So you all know I'm one of those laid-back sort of dads, right? I don't go all bonkers when Kaitlyn falls and scrapes her knee. I toss her ten feet in the air on the sidewalk confident in my ability to catch her. I don't shout when the kids in class are playing rough; besides, they probably learned it from her.
But I do draw the line at older kids trying to toss my little girl around. Case in point: the local fast food playground.
You know these things: small places where parents can presumably take their toddlers to burn off those 1,200 calorie kid's meals while Mom and Dad check email on their iPhone. Kids run around, sliding down slides, playing in make-believe cars and rolling around in ball tosses. Harmless, right?
Well, you know the rules of these places, right? Sure, they've got something on the wall about age limits, unaccompanied children, running, strangling with the balloon strings and other mumbo-jumbo that their lawyers told them to write. But you know the real rules?
There are none.
Parents scope out the prime seats on the opposite side of the glass from these human hamster farms so they can
say they're watching their kid when they're
really spiking their fountain drink with mini bottles of Schnapps and Absolut. In the meantime, their little terror(s) is/are running up the enclosed slide, pushing other unwatched kids down the stairs in an attempt to not be "it" in an all-out game of tag and screaming louder than their mothers during childbirth.

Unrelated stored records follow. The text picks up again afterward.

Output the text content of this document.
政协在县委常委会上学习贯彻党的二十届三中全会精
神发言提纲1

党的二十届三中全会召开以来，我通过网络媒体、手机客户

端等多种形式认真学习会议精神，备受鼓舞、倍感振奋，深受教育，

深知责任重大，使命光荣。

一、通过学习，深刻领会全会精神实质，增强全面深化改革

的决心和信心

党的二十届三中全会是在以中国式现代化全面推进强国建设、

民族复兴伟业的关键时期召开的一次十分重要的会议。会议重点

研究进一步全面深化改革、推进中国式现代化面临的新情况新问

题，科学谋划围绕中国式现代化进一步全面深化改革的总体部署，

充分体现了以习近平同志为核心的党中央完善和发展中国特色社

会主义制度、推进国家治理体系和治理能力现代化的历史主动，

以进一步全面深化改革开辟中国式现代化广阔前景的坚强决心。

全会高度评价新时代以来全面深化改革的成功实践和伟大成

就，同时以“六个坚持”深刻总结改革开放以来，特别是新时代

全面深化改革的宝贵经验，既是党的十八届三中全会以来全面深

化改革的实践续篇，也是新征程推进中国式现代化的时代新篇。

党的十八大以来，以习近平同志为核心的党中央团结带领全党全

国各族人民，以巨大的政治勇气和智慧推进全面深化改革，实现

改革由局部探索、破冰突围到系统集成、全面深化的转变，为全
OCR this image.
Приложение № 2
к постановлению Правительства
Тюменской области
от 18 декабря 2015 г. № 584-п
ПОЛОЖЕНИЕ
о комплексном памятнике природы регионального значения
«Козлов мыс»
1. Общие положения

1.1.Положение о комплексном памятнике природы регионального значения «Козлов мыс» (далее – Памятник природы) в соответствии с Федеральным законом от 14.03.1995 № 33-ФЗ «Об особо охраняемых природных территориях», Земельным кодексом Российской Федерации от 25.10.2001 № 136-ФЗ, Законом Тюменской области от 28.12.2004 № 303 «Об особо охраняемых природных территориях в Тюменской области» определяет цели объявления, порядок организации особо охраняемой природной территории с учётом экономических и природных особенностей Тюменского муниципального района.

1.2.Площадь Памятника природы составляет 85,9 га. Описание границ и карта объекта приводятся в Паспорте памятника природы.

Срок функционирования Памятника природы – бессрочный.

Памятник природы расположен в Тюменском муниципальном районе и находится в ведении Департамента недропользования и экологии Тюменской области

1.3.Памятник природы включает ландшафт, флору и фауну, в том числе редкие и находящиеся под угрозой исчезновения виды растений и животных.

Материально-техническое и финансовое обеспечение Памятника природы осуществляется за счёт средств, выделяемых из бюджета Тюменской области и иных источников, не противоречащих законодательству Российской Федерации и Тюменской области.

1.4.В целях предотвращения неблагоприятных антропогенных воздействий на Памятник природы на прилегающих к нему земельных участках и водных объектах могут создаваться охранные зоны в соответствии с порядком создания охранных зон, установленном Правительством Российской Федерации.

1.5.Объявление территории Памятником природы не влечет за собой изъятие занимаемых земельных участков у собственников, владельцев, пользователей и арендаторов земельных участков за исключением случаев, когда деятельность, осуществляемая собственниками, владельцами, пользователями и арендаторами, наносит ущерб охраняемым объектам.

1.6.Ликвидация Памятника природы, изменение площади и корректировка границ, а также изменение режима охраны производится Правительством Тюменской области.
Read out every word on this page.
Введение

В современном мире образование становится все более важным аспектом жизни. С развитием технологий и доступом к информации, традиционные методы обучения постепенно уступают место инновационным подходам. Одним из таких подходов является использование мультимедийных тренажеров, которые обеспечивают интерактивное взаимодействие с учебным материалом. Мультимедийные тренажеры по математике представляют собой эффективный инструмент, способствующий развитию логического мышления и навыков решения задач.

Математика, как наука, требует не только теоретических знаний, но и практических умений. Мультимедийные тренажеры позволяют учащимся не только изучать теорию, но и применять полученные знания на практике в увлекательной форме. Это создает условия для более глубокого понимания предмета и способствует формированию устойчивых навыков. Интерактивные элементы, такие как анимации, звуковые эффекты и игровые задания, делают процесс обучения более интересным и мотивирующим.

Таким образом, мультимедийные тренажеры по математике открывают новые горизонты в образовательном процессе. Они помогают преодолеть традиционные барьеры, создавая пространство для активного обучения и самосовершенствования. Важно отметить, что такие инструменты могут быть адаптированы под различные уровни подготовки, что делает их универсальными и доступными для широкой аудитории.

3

And you know where Kaitlyn is during all this? Huddled in the corner of the suspended-in-mid-air-race-car, frozen because she's scared out of her wits. Tonight, before the mayhem ensued, she made her way -- laughing, mind you -- up the stairs and into the hamster tunnels before a group of kids (five or six, all above age 7) came in and proceeded to climb all over the place, through every conceivable hole in the play room.
Kaitlyn was stuck up there for what seemed like forever, but was probably something like three or four minutes. I would try to guide her down one way, but there was a screaming child. Not crying screaming, just screaming for reasons only his therapist understands. I tried to direct her to the slide before not one, but three of the snot noses ran up. I looked around for some parental unit to interject, but
I was the only one in the damn playroom.
I finally got her out and she looked at me and said, "I go home now." So much for the couple minutes of fun I promised her. I even asked if she wanted to play at home with Daddy, but she said no. "Lay down with my binkie," she whimpered.
So I would just like to say thanks not only to the half-dozen kids who ruined my daughter's five-minute treat for eating her dinner, but also to the parent(s) of those kids. I thought I was unassuming and aloof when it came to Kaitlyn, but you people truly take the cake.